I've really just had enough, they don't listen to reason and think they're the greatest thing ever and just put me down all the fucking time and I'm just done and over it.
I had the mentality of "when my parents get old I'll take care of them because they paid for my education and stuff" but FUCK THAT, they really think they can treat their kids like pieces of shit and then get rewarded for it when they get old just because they paid for education (only college nothing else).
They gave us NO LIFE SKILLS WHATSOEVER they just thought the government and the schools will handle it all. We don't know how to swim, ride a bike, drive a car or anything! I learned how to fucking cook in grade 11! Through a cooking program my school offered. At least Steve's shitty parents gave all of that to them but not our parents, I'm fucking learning how to drive like 10 years after Steve got his license.
Then my mom goes on to say "all of your cousins are better than you because they know how to do drive and do all these things and YOU DON'T" I'm like WTF, MAYBE ITS BECAUSE THEIR PARENTS LOVED THEM AND WANTED THEM TO SUCCEED IN LIFE. Seriously any time my mom had the funds to put us in a extra curricular class or program or anything that can help us boost our education or life skills she'd spend it all at the casino and my piece of shit dad didn't care he was just like "well as long as I'm feeding you, you'll be successful" What an idiot.
I feel so robbed out of my childhood and my life, all of my friends have supportive parents who pushed them into great careers and its given them great life skills and their parents supported them throughout their school careers and work lives and mine are just fucking crazy and abusive (mentally).
They're going to get the consequences of treating people like shit, their ultimate karma, loneliness but I guess they still have each other until one of them dies, I really will not ever forgive them for doing these things to me and Ashley, why should I? They''ll think they're right still because "they had us." I guess its the Asian mentality of "I had you so I'm right and you're wrong because I'm older than you" that bullshit.

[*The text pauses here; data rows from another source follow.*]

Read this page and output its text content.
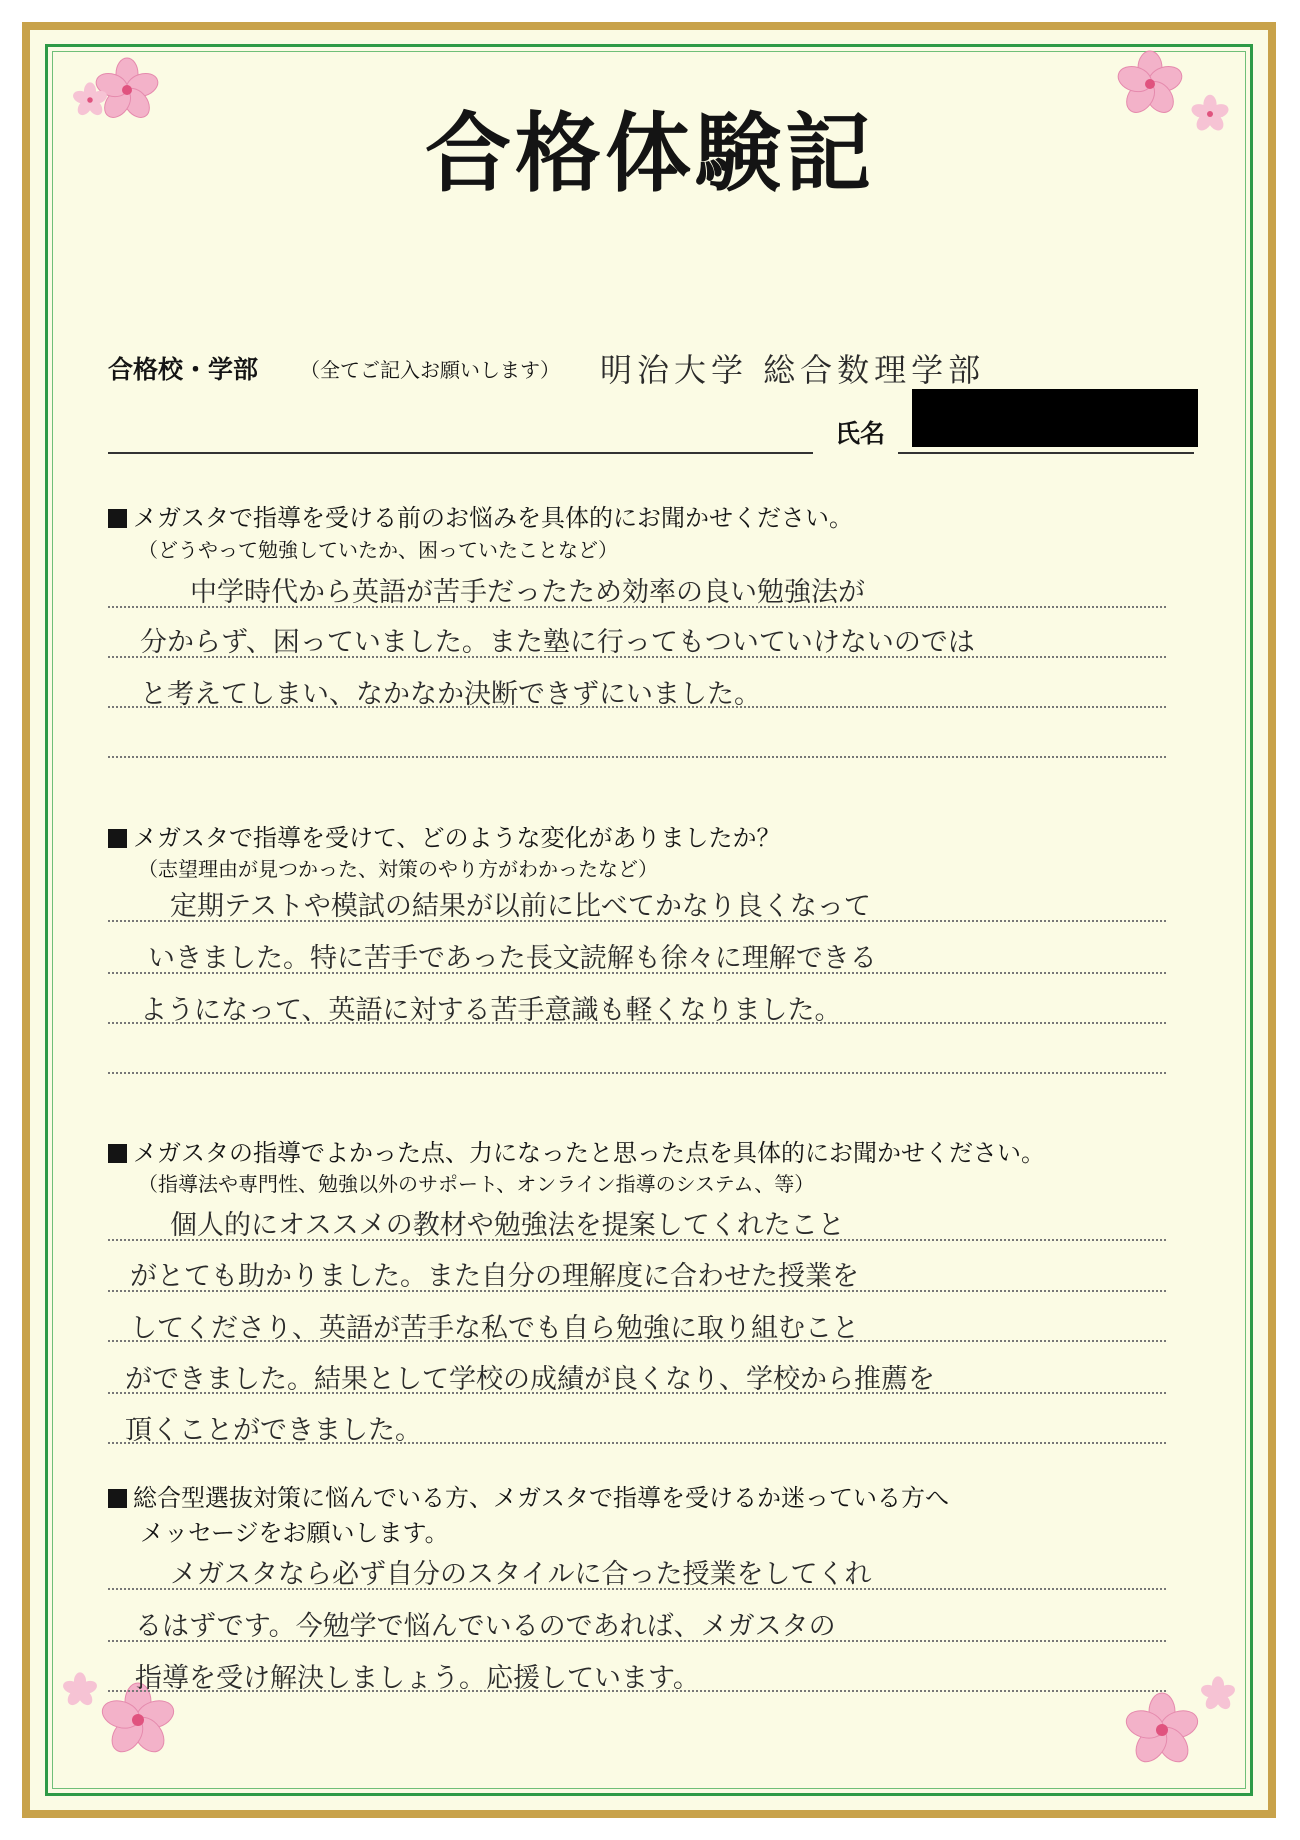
合格体験記
合格校・学部 （全てご記入お願いします） 明治大学 総合数理学部
氏名
メガスタで指導を受ける前のお悩みを具体的にお聞かせください。
（どうやって勉強していたか、困っていたことなど）
中学時代から英語が苦手だったため効率の良い勉強法が
分からず、困っていました。また塾に行ってもついていけないのでは
と考えてしまい、なかなか決断できずにいました。
メガスタで指導を受けて、どのような変化がありましたか？
（志望理由が見つかった、対策のやり方がわかったなど）
定期テストや模試の結果が以前に比べてかなり良くなって
いきました。特に苦手であった長文読解も徐々に理解できる
ようになって、英語に対する苦手意識も軽くなりました。
メガスタの指導でよかった点、力になったと思った点を具体的にお聞かせください。
（指導法や専門性、勉強以外のサポート、オンライン指導のシステム、等）
個人的にオススメの教材や勉強法を提案してくれたこと
がとても助かりました。また自分の理解度に合わせた授業を
してくださり、英語が苦手な私でも自ら勉強に取り組むこと
ができました。結果として学校の成績が良くなり、学校から推薦を
頂くことができました。
総合型選抜対策に悩んでいる方、メガスタで指導を受けるか迷っている方へ
メッセージをお願いします。
メガスタなら必ず自分のスタイルに合った授業をしてくれ
るはずです。今勉学で悩んでいるのであれば、メガスタの
指導を受け解決しましょう。応援しています。
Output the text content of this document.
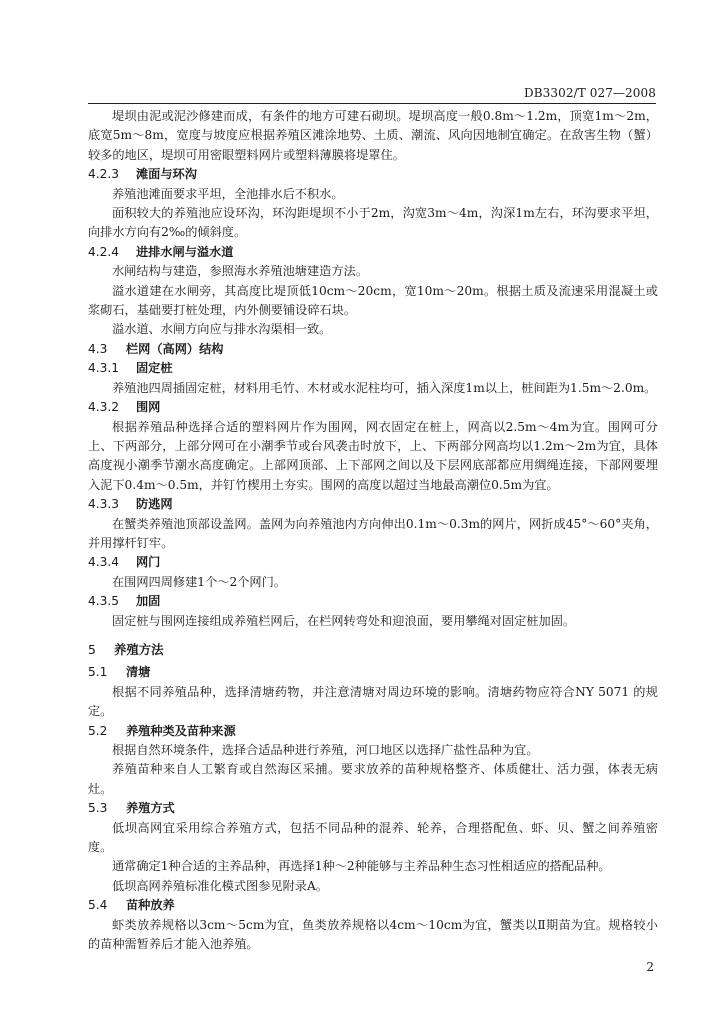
DB3302/T 027—2008

堤坝由泥或泥沙修建而成，有条件的地方可建石砌坝。堤坝高度一般0.8m～1.2m，顶宽1m～2m，底宽5m～8m，宽度与坡度应根据养殖区滩涂地势、土质、潮流、风向因地制宜确定。在敌害生物（蟹）较多的地区，堤坝可用密眼塑料网片或塑料薄膜将堤罩住。

4.2.3 滩面与环沟

养殖池滩面要求平坦，全池排水后不积水。

面积较大的养殖池应设环沟，环沟距堤坝不小于2m，沟宽3m～4m，沟深1m左右，环沟要求平坦，向排水方向有2‰的倾斜度。

4.2.4 进排水闸与溢水道

水闸结构与建造，参照海水养殖池塘建造方法。

溢水道建在水闸旁，其高度比堤顶低10cm～20cm，宽10m～20m。根据土质及流速采用混凝土或浆砌石，基础要打桩处理，内外侧要铺设碎石块。

溢水道、水闸方向应与排水沟渠相一致。

4.3 栏网（高网）结构
4.3.1 固定桩

养殖池四周插固定桩，材料用毛竹、木材或水泥柱均可，插入深度1m以上，桩间距为1.5m～2.0m。

4.3.2 围网

根据养殖品种选择合适的塑料网片作为围网，网衣固定在桩上，网高以2.5m～4m为宜。围网可分上、下两部分，上部分网可在小潮季节或台风袭击时放下，上、下两部分网高均以1.2m～2m为宜，具体高度视小潮季节潮水高度确定。上部网顶部、上下部网之间以及下层网底部都应用绸绳连接，下部网要埋入泥下0.4m～0.5m，并钉竹楔用土夯实。围网的高度以超过当地最高潮位0.5m为宜。

4.3.3 防逃网

在蟹类养殖池顶部设盖网。盖网为向养殖池内方向伸出0.1m～0.3m的网片，网折成45°～60°夹角，并用撑杆钉牢。

4.3.4 网门

在围网四周修建1个～2个网门。

4.3.5 加固

固定桩与围网连接组成养殖栏网后，在栏网转弯处和迎浪面，要用攀绳对固定桩加固。

5 养殖方法
5.1 清塘

根据不同养殖品种，选择清塘药物，并注意清塘对周边环境的影响。清塘药物应符合NY 5071 的规定。

5.2 养殖种类及苗种来源

根据自然环境条件，选择合适品种进行养殖，河口地区以选择广盐性品种为宜。

养殖苗种来自人工繁育或自然海区采捕。要求放养的苗种规格整齐、体质健壮、活力强，体表无病灶。

5.3 养殖方式

低坝高网宜采用综合养殖方式，包括不同品种的混养、轮养，合理搭配鱼、虾、贝、蟹之间养殖密度。

通常确定1种合适的主养品种，再选择1种～2种能够与主养品种生态习性相适应的搭配品种。

低坝高网养殖标准化模式图参见附录A。

5.4 苗种放养

虾类放养规格以3cm～5cm为宜，鱼类放养规格以4cm～10cm为宜，蟹类以Ⅱ期苗为宜。规格较小的苗种需暂养后才能入池养殖。

2
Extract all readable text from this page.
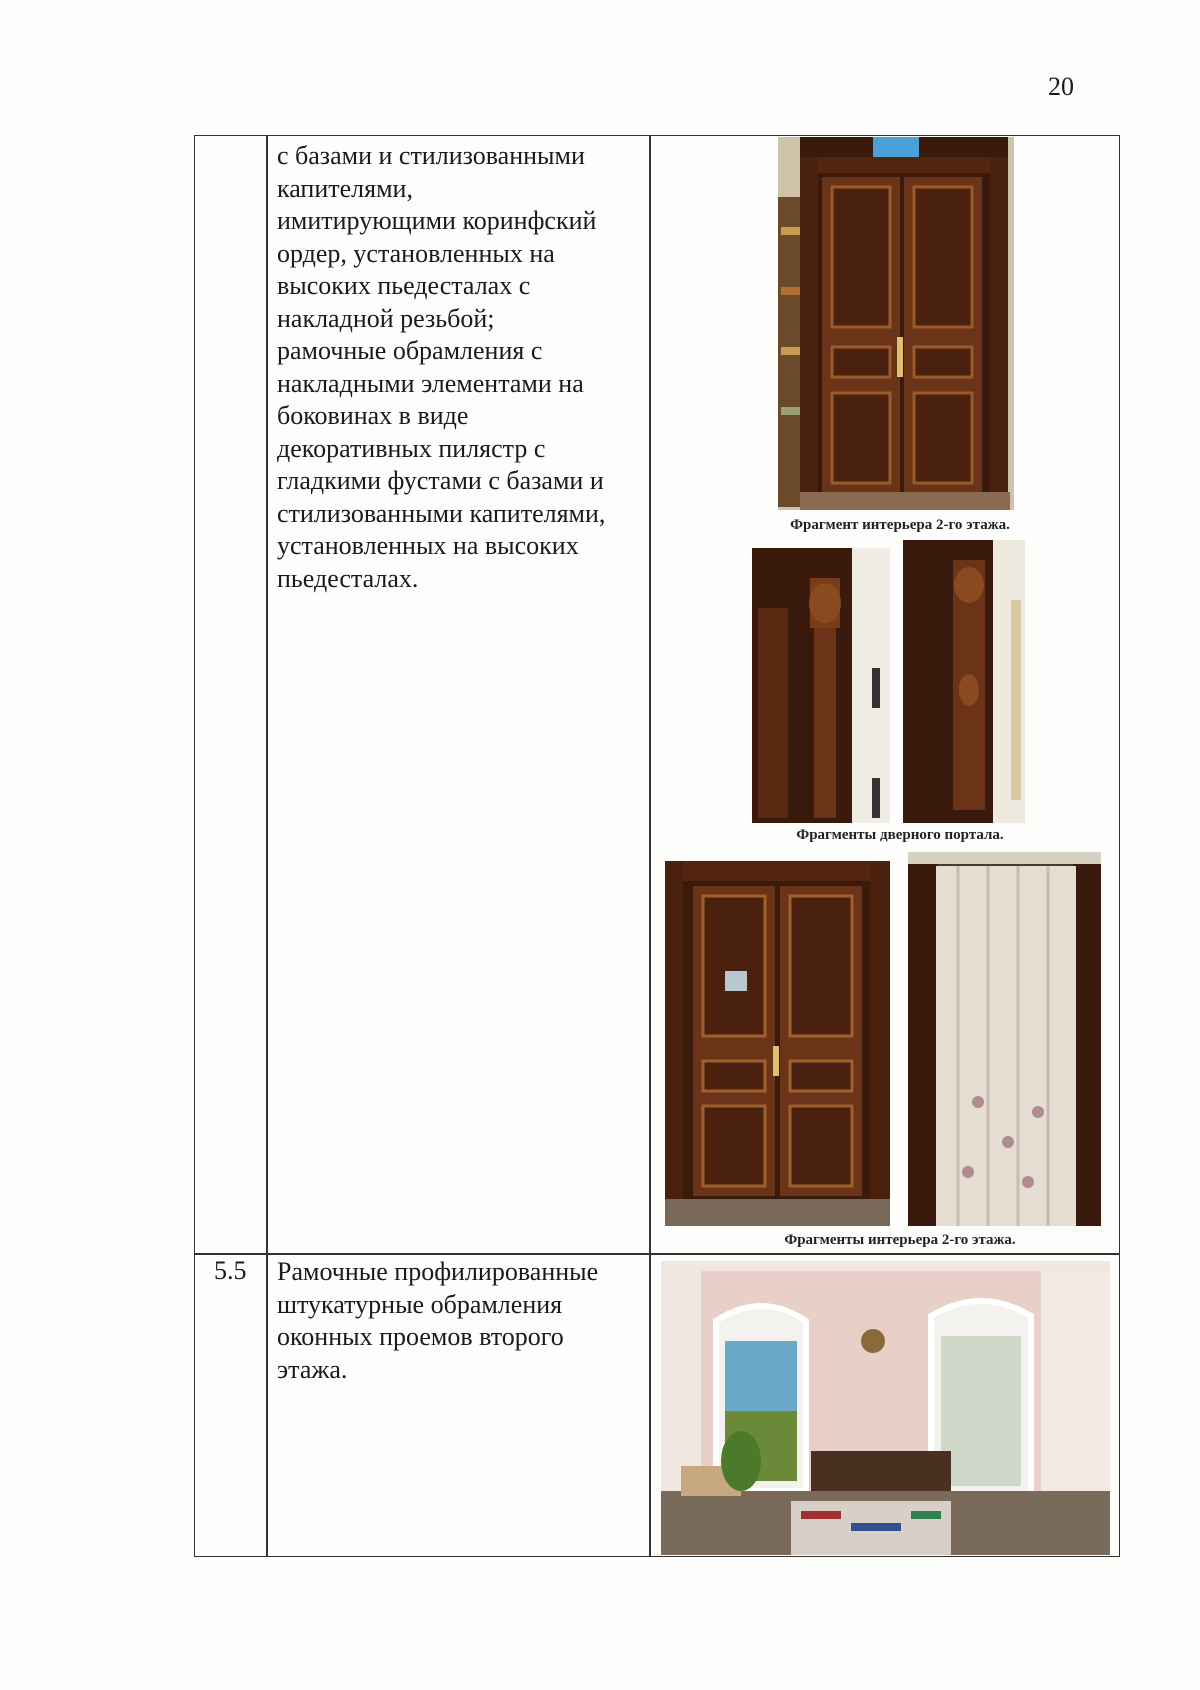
20
с базами и стилизованными
капителями,
имитирующими коринфский
ордер, установленных на
высоких пьедесталах с
накладной резьбой;
рамочные обрамления с
накладными элементами на
боковинах в виде
декоративных пилястр с
гладкими фустами с базами и
стилизованными капителями,
установленных на высоких
пьедесталах.
Фрагмент интерьера 2-го этажа.
Фрагменты дверного портала.
Фрагменты интерьера 2-го этажа.
5.5 Рамочные профилированные
штукатурные обрамления
оконных проемов второго
этажа.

I've wished death on my parents for many many years and now I just hope that it comes before I finish school so I can at least have some peace of mind instead of being a hermit at home and not talk to anyone that comes in the house.
I'm just going to try my best to graduate and get my ass out of this house for good and never see them ever again. My cousins, aunts, uncles can guilt trip me all they want about how I should take care of them because they "took care" of me and my sister but fuck that.
I am not rewarding abusers and nobody ever should if their parents treat them like shit.